The Financial Stability Forum groups central banks, regulators and international bodies. He said the IMF should develop a financial instrument to insure "well-managed economies against sudden reversals of capital flows" but gave no details.

The credit crunch claimed a high-profile casualty in Britain when mortgage lender Northern Rock suffered the country's first bank run in more than a century last year.

Northern Rock has borrowed about 26bn pounds ($50.9bn) from the Bank of England, creating a huge political headache for Brown.

Brown meets the leaders of France, Germany and Italy in London on January 29 to discuss a response to the crisis.

British Prime Minister yesterday again extended support to India's bid for a permanent place on an expanded UN Security Council and to "India's rightful place" in a new world order. Delivering his keynote address at a breakfast event hosted by leading business chambers at the Taj Mahal Hotel here, Brown - on a two-day India visit - said more must be done "to make our global institutions more representative".

Shortly after arriving here on Sunday afternoon, Brown had said: "India should become a member of the UNSC". He went on to say that "there is no future for any economic bloc that does not include India".

In a major policy speech, the dignitary referred to India's growth story: "In just 15 years you have doubled your national income, doubled your share of world exports, and lifted 20 million people out of poverty.

He proposed the creation of a "global climate change fund", to be built on Britain's international environmental transformation fund of $1.6bn.

The initiative, which will operate within the World Bank Clean Energy Investment Framework, will finance carbon investment, sustainable forestry programmes, adaptation and climate-resilient development in the poorest countries, he added.

From the breakfast meeting, Brown headed to the presidential palace Rashtrapati Bhavan where he was ceremonially received by at the forecourt by Prime Minister Manmohan Singh.

He also went to Raj Ghat to lay a wreath at the memorial for Mahatma Gandhi. In a day packed with events before the delegation level talks at Hyderabad House, which will be followed by one-on-one discussion and the signing of documents, Brown also visited Delhi University where he was conferred with an honorary degree by Vice Chancellor Deepak Pental.

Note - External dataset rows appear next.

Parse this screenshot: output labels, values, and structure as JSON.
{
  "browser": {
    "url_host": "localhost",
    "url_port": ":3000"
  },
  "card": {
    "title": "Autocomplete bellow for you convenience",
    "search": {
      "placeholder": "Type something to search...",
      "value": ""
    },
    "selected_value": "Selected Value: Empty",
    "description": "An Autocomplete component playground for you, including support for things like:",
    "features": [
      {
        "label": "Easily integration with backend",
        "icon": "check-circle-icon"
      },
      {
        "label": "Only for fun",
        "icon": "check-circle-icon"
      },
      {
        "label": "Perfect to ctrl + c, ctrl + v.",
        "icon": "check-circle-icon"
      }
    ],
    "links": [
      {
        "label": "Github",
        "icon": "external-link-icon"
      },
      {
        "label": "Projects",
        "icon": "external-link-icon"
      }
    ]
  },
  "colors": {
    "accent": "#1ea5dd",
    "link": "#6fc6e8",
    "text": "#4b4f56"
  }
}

He announced the launch of a UK Sports Initiative at the university sports ground.

The post-lunch session witnessed the start of talks with top Indian leaders, beginning with a call by External Affairs Minister Pranab Mukherjee and opposition leader L K Advani.

His wife Sarah had a separate itinerary with a visit to a maternal health centre in Nangloi in northwest Delhi.

Later she joined her husband for a formal call on the President Pratibha Patil at Rashtrapati Bhawan.

The busy day rounds off by a state banquet that marks the end of the visit. Brown boarded a plane for London at night.